Duhamel laissa Vincent à son silence. L'itinéraire d'inspection ne venait que commencer.
   Dans la véranda d'une petite pièce qui devait avoir servi de salle à manger, ils parlèrent encore un temps à mi voix, comme pour soi ou pour eux deux, la pensée de l'un devinant presque la réflexion de l'autre. Puis passèrent à l'étage, dans une pièce où se trouvait un deuxième piano, quart queue celui-là, une bibliothèque de livres et de partitions, ainsi que maintes étagères surchargées de matériel auditif. Un vieux fauteuil indiquait à Vincent que c'était là que le collègue écoutait ses disques, et faisait ses enregistrements.
   – Assieds-toi, proposa le maître de maison.
   Vincent hésita. Il n'y avait qu'un siège dans la pièce, le fauteuil défoncé.
   – Tu ne le trouves pas assez propre? demanda le collègue. Il est vieux, soit. Je devrais le recouvrir. Plutôt que de le laisser faire par un tapissier, je préfère attendre. J'y mettrai une couverture ou un tissu qui me plaît. Je crains le tapissier. Je n'aimerai pas son rafistolage. Au fait, je l'aime vieux, ce fauteuil. Pourquoi le ferais-je retaper? J'attends de tomber sur une matière noble, sur quelque chose qui lui fasse honneur.
   Il pouffait d'un petit rire mesuré, pour se moquer de lui-même. Vincent sourit.
   – J'ai à la maison, depuis toujours, un couvre-lit superbe, dit-il, que j'aime et que je n'emploie pas. Il a une tache qu'on peut cacher en le drapant ou en le couvrant d'un coussin. Le tissu doit être asiatique, indou ou chinois. Je ne suis pas parvenu à l'identifier bien que je cherche, quand je suis en mission quelque part, dans la section des arts décoratifs ou exotiques. C'est de la broderie plutôt que du tissage. D'une seule couleur : coquille d'œuf, comme tes murs. Je te l'apporte.
   – Oui mais! Non non, se récria le collègue, tu ne dois pas me faire ce cadeau.
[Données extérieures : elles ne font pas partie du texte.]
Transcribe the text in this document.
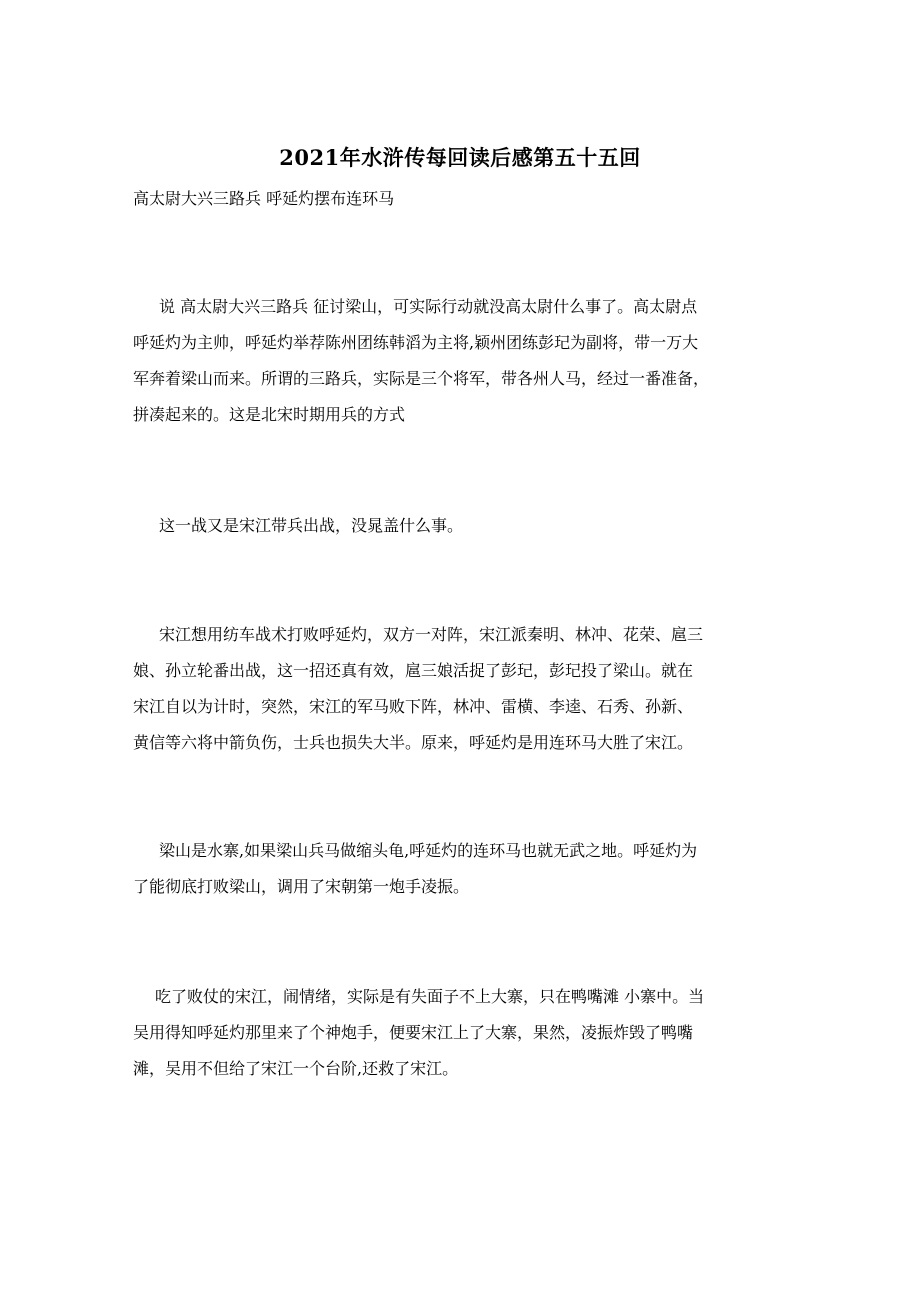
2021年水浒传每回读后感第五十五回
高太尉大兴三路兵 呼延灼摆布连环马
说 高太尉大兴三路兵 征讨梁山，可实际行动就没高太尉什么事了。高太尉点
呼延灼为主帅，呼延灼举荐陈州团练韩滔为主将,颖州团练彭玘为副将，带一万大
军奔着梁山而来。所谓的三路兵，实际是三个将军，带各州人马，经过一番准备，
拼凑起来的。这是北宋时期用兵的方式
这一战又是宋江带兵出战，没晁盖什么事。
宋江想用纺车战术打败呼延灼，双方一对阵，宋江派秦明、林冲、花荣、扈三
娘、孙立轮番出战，这一招还真有效，扈三娘活捉了彭玘，彭玘投了梁山。就在
宋江自以为计时，突然，宋江的军马败下阵，林冲、雷横、李逵、石秀、孙新、
黄信等六将中箭负伤，士兵也损失大半。原来，呼延灼是用连环马大胜了宋江。
梁山是水寨,如果梁山兵马做缩头龟,呼延灼的连环马也就无武之地。呼延灼为
了能彻底打败梁山，调用了宋朝第一炮手凌振。
吃了败仗的宋江，闹情绪，实际是有失面子不上大寨，只在鸭嘴滩 小寨中。当
吴用得知呼延灼那里来了个神炮手，便要宋江上了大寨，果然，凌振炸毁了鸭嘴
滩，吴用不但给了宋江一个台阶,还救了宋江。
   – Je sais, dit Vincent. Je te l'apporte. S'il te plaît, tu le gardes.
   Il l'avait gardé.
   Le couvre-lit chez Duhamel rendait Vincent heureux. L'objet avait trouvé sa destination. Vincent le revit plusieurs fois. Comme lui, même plus que lui, Duhamel affectionnait ce couvre-lit. Il épousa une de ses élèves, de treize ans sa cadette. Elle aussi apprécia le couvre-lit, et quand Vincent devint le parrain de leur deuxième fille et que l'aînée composait déjà des puzzles de cinq cent pièces sous le piano de papa, le fauteuil recouvert était toujours là.
   Ensuite, le couple déménagea. Vincent fut invité pour voir la nouvelle maison. On le conduisit partout, expliquant par l'usage qu'on faisait des pièces, la vie qu'on y menait. Vincent ne vit nulle part le fauteuil et son couvre-lit. Il n'osa demander ce qu'ils étaient devenus. Il alla de moins en moins voir ses amis, ce qu'ils ne remarquèrent pas. Lorsqu'une fois par an, il officiait en parrain de la benjamine, ou que, plus fréquemment, ils se rencontraient à un concert ou à une fête d'école, ils tombaient dans les bras l'un de l'autre, et l'amitié de l'épouse et des enfants semblait sincère. Celle de Vincent ne l'était plus. Il cachait sa déception, pire, il ne pardonna pas le mal qu'ils lui avaient fait. Il s'agissait presque d'un meurtre.
   Régulièrement, le couvre-lit se manifestait. Vincent le voyait jeté parmi les détritus, pourrissant, puis ramassé par la déchetterie municipale et brûlé. Il en souffrait par toutes les fibres de son corps, puis se rappelait à l'ordre. Il n'était pas fou, tous le prenaient pour un être normal. Il avait même une certaine réputation, on l'estimait.